Prices, including prices in quotations made by Taylor, are subject to change without notice. All such quotations expire thirty (30) days from the date of issue, unless otherwise noted by Taylor.
Purchaser must notify Taylor of any damaged goods within two (2) days of Purchaser's receipt of same. In the event that Purchaser so notifies Taylor, Taylor may, at Taylor's option, either repair or replace the damaged goods, at Taylor's expense. Purchaser agrees to promptly return any damaged goods to Taylor's business office to enable Taylor to effect such repair or replacement. Any attempt by Purchaser to install or otherwise utilize the goods shall void this limited warranty. Taylor shall have no liability for delay or for special, indirect, exemplary, incidental, consequential or punitive damages or for any other loss. UNLESS OTHERWISE PROHIBITED BY LAW, THIS LIMITED WARRANTY IS THE SOLE AND EXCLUSIVE WARRANTY PROVIDED BY TAYLOR AND THERE ARE NO OTHER WARRANTIES OTHER THAN AS STATED HEREIN, EXPRESS OR IMPLIED, OF MERCHANTABILITY, OF FITNESS FOR A PARTICULAR PURPOSE, OR OF ANY OTHER NATURE; TAYLOR HEREBY DISCLAIMING THE WARRANTY OF FITNESS FOR A PARTICULAR PURPOSE AND ALL OTHER SUCH EXPRESS OR IMPLIED WARRANTIES. PURCHASER ACKNOWLEDGES THAT THE REPAIR OR REPLACEMENT OF A DEFECTIVE OR FAULTY ITEM SHALL BE PURCHASER’S SOLE REMEDY. IN NO EVENT SHALL TAYLOR’S LIABILITY TO PURCHASER EXCEED AMOUNTS PAID OR PAYABLE BY PURCHASER UNDER THE AGREEMENT FROM WHICH SUCH LIABILITY (IF ANY) ARISES.
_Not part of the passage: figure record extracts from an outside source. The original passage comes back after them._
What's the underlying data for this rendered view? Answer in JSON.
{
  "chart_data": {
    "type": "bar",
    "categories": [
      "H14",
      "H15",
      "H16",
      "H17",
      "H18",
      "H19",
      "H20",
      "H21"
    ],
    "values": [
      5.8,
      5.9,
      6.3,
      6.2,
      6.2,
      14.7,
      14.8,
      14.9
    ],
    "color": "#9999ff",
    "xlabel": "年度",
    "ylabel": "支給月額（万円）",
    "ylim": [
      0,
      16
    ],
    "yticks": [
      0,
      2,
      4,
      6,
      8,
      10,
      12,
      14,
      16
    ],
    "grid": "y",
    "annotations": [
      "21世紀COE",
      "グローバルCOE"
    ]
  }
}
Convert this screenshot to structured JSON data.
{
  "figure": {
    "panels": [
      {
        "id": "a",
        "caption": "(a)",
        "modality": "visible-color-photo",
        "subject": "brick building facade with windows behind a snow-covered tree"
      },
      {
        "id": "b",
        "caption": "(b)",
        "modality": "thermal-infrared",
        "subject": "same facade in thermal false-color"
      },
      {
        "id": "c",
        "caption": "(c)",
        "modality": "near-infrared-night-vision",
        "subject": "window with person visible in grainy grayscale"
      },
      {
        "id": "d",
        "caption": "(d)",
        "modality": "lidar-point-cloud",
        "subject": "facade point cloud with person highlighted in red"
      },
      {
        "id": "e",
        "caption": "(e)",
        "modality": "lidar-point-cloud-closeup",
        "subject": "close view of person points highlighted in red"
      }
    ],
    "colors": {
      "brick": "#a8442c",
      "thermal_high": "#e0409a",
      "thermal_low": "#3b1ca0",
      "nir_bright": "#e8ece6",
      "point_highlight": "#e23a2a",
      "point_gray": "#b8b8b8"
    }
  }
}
Except as expressly provided for herein, all returns for non-damaged stock goods shall be subject to the prior approval of Taylor. Provided that: (i) Taylor so approves the return of the stock goods; (ii) Purchaser returns such stock goods to Taylor within ten (10) days of the date of Purchaser’s purchase of such stock goods; and (iii) Purchaser pays Taylor a restocking charge equal to twenty-five percent (25%) of the price of the such stock goods, then Purchaser may return such non-damaged stock goods to Taylor.
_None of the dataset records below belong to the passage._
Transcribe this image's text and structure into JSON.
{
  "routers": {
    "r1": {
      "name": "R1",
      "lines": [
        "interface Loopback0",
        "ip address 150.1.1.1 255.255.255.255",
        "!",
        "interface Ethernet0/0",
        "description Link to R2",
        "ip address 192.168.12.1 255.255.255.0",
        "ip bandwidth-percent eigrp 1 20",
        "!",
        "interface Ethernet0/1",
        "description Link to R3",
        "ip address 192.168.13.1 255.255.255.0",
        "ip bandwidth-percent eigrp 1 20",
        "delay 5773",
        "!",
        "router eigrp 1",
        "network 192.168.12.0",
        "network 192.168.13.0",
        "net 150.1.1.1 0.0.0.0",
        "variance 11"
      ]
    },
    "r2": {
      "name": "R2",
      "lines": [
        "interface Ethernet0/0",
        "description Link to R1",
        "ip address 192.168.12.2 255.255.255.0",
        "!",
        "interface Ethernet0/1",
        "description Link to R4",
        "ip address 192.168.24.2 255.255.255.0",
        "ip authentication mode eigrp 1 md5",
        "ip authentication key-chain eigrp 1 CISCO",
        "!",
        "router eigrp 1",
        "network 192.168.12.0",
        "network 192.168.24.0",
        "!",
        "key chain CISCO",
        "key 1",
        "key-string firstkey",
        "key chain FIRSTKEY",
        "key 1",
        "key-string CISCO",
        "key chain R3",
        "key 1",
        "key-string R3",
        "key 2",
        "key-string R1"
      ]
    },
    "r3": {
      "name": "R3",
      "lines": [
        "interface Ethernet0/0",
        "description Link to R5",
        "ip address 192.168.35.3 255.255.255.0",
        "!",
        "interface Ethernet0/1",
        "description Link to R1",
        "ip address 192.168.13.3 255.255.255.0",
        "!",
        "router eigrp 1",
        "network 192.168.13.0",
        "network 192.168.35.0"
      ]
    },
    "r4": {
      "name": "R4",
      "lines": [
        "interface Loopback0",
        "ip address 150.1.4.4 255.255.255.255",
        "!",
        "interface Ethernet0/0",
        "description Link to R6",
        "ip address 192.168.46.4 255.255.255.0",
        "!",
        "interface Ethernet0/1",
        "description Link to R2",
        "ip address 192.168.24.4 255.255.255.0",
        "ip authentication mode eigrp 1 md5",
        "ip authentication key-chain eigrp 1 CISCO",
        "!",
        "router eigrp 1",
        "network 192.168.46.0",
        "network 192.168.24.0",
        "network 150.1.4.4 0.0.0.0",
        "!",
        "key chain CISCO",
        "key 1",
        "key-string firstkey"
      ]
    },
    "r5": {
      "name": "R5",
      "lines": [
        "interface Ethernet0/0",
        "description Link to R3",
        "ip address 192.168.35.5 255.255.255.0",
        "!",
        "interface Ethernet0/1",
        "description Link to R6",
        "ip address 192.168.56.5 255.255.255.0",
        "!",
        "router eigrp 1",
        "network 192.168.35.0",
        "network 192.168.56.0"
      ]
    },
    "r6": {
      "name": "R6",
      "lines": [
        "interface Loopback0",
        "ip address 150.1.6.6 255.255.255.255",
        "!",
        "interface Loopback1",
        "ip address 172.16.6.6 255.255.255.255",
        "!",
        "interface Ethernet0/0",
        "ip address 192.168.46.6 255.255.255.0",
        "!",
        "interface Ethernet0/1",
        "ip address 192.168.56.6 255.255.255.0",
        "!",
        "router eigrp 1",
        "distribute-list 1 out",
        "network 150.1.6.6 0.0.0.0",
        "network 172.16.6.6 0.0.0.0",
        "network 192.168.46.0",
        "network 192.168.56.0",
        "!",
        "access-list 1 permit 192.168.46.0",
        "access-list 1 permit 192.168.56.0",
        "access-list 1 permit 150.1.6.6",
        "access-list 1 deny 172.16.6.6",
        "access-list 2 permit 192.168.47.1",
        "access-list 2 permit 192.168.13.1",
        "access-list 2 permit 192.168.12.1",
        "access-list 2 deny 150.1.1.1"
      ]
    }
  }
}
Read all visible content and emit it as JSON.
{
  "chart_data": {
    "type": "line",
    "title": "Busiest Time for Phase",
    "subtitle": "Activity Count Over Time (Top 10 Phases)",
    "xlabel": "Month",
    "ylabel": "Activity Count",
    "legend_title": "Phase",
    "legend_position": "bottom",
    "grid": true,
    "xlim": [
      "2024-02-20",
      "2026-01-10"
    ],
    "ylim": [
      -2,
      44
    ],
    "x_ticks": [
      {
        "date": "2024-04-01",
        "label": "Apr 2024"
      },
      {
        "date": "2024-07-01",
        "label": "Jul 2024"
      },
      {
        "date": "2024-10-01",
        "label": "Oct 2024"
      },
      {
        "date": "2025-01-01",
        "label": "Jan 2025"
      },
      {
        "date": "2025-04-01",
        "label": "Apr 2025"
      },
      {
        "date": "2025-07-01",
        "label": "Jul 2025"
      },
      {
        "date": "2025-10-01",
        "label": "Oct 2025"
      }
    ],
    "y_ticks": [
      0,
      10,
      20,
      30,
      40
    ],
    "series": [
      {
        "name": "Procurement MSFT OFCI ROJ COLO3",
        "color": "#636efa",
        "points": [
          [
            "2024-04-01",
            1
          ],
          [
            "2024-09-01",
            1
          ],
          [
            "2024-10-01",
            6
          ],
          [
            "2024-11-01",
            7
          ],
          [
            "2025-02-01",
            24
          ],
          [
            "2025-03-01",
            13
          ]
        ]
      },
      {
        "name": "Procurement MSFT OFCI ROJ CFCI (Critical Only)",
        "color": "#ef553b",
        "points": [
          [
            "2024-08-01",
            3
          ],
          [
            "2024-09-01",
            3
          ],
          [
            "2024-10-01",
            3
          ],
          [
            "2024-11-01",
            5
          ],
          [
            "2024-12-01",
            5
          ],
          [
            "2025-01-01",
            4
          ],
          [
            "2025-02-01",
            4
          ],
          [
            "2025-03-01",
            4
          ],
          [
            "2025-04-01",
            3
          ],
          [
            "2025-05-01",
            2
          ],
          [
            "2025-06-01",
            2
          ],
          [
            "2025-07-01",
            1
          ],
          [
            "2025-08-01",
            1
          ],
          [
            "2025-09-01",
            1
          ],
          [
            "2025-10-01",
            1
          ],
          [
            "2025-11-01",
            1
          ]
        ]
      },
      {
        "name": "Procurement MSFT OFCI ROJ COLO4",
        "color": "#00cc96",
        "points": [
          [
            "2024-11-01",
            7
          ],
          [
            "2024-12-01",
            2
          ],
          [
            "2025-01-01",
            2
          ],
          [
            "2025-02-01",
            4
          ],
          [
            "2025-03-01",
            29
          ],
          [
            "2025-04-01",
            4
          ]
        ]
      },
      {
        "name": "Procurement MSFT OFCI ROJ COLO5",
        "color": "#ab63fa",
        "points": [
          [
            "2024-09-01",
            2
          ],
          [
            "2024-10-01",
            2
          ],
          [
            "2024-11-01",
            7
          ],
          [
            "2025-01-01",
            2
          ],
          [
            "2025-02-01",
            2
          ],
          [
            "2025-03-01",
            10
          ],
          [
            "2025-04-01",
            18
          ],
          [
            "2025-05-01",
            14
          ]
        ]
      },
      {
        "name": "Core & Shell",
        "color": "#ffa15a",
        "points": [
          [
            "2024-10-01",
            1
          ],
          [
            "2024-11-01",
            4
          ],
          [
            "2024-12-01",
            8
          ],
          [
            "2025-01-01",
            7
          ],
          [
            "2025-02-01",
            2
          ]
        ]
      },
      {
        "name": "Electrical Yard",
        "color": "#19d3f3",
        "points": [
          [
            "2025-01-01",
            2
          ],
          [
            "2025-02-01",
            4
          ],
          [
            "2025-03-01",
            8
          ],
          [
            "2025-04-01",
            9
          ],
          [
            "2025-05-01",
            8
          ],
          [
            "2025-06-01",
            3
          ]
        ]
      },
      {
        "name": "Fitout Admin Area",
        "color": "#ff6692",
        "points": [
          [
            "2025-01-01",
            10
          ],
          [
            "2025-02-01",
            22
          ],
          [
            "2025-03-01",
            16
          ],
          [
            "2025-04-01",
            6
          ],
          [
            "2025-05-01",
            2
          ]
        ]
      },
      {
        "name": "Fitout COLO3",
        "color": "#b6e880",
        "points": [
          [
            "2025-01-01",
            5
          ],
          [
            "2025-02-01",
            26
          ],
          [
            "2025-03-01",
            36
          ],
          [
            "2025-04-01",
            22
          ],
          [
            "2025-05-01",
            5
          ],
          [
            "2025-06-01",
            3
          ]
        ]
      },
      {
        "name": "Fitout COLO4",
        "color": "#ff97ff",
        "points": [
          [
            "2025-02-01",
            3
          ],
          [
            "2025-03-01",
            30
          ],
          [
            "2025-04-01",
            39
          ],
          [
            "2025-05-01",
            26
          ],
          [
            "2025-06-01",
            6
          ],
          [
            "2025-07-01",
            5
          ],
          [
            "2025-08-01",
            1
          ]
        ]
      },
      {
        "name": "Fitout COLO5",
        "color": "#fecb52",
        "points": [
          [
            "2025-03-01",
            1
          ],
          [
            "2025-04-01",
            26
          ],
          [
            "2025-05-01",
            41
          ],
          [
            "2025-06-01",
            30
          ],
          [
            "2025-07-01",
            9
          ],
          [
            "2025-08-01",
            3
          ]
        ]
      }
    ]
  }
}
Taylor is not responsible for the shipping date of any special order items. Notwithstanding paragraph 7 to the contrary, special order items are generally non returnable. However, in certain circumstances, the manufacturer of a special order item may permit Purchaser to return a special order item; however, in such event, Purchaser shall be responsible for following such manufacturer’s guidelines for returning any such special order item, including the payment, by Purchaser, of manufacturer’s restocking charge (a charge that may exceed of 50% of the cost of such special order item).
Taylor shall extend to an Applicant such credit as Taylor determines in Taylor’s sole and absolute discretion. Further, Taylor reserves the right at any time to discontinue or terminate the provision of credit to an Applicant at any time, without notice or cause, in Taylor’s sole and absolute discretion.
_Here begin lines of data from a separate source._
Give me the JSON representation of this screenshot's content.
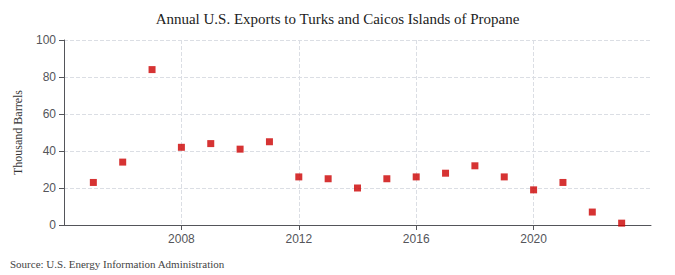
{
  "chart_data": {
    "type": "scatter",
    "title": "Annual U.S. Exports to Turks and Caicos Islands of Propane",
    "ylabel": "Thousand Barrels",
    "annotation": "Source: U.S. Energy Information Administration",
    "x": [
      2005,
      2006,
      2007,
      2008,
      2009,
      2010,
      2011,
      2012,
      2013,
      2014,
      2015,
      2016,
      2017,
      2018,
      2019,
      2020,
      2021,
      2022,
      2023
    ],
    "values": [
      23,
      34,
      84,
      42,
      44,
      41,
      45,
      26,
      25,
      20,
      25,
      26,
      28,
      32,
      26,
      19,
      23,
      7,
      1
    ],
    "color": "#cc0000",
    "marker": "square",
    "xlim": [
      2004.0,
      2024.0
    ],
    "xticks": [
      2008,
      2012,
      2016,
      2020
    ],
    "ylim": [
      0,
      100
    ],
    "yticks": [
      0,
      20,
      40,
      60,
      80,
      100
    ],
    "grid": true
  }
}
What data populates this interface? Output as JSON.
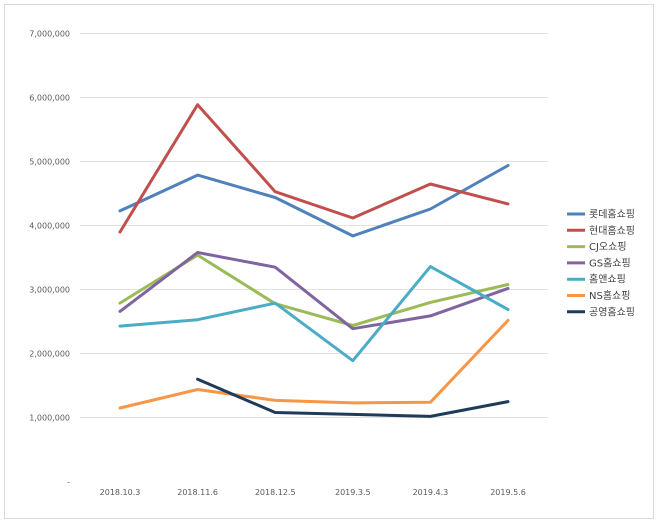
{
  "chart_data": {
    "type": "line",
    "title": "",
    "xlabel": "",
    "ylabel": "",
    "grid": true,
    "legend_position": "right",
    "categories": [
      "2018.10.3",
      "2018.11.6",
      "2018.12.5",
      "2019.3.5",
      "2019.4.3",
      "2019.5.6"
    ],
    "ylim": [
      0,
      7000000
    ],
    "y_ticks": [
      {
        "value": 0,
        "label": "-"
      },
      {
        "value": 1000000,
        "label": "1,000,000"
      },
      {
        "value": 2000000,
        "label": "2,000,000"
      },
      {
        "value": 3000000,
        "label": "3,000,000"
      },
      {
        "value": 4000000,
        "label": "4,000,000"
      },
      {
        "value": 5000000,
        "label": "5,000,000"
      },
      {
        "value": 6000000,
        "label": "6,000,000"
      },
      {
        "value": 7000000,
        "label": "7,000,000"
      }
    ],
    "series": [
      {
        "name": "롯데홈쇼핑",
        "color": "#4F81BD",
        "values": [
          4220000,
          4780000,
          4430000,
          3830000,
          4250000,
          4930000
        ]
      },
      {
        "name": "현대홈쇼핑",
        "color": "#C0504D",
        "values": [
          3890000,
          5880000,
          4520000,
          4110000,
          4640000,
          4330000
        ]
      },
      {
        "name": "CJ오쇼핑",
        "color": "#9BBB59",
        "values": [
          2780000,
          3530000,
          2770000,
          2430000,
          2790000,
          3070000
        ]
      },
      {
        "name": "GS홈쇼핑",
        "color": "#8064A2",
        "values": [
          2650000,
          3570000,
          3340000,
          2380000,
          2580000,
          3010000
        ]
      },
      {
        "name": "홈앤쇼핑",
        "color": "#4BACC6",
        "values": [
          2420000,
          2520000,
          2780000,
          1880000,
          3350000,
          2680000
        ]
      },
      {
        "name": "NS홈쇼핑",
        "color": "#F79646",
        "values": [
          1140000,
          1430000,
          1260000,
          1220000,
          1230000,
          2510000
        ]
      },
      {
        "name": "공영홈쇼핑",
        "color": "#1F3B5B",
        "values": [
          null,
          1590000,
          1070000,
          1040000,
          1010000,
          1240000
        ]
      }
    ]
  }
}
Any claim or dispute arising under and/or in connection with any goods purchased by Purchaser from, or sold to Purchase by, Taylor, shall be governed by and construed in accordance with the laws of the state of Maryland. Taylor, the Purchaser, and any guarantor of the obligations of any Purchaser, do hereby agree to be subject to the jurisdiction of, and agree that any legal proceeding arising between any of them (relating to the subject matter hereof) shall be tried in, the courts of Montgomery County, Maryland.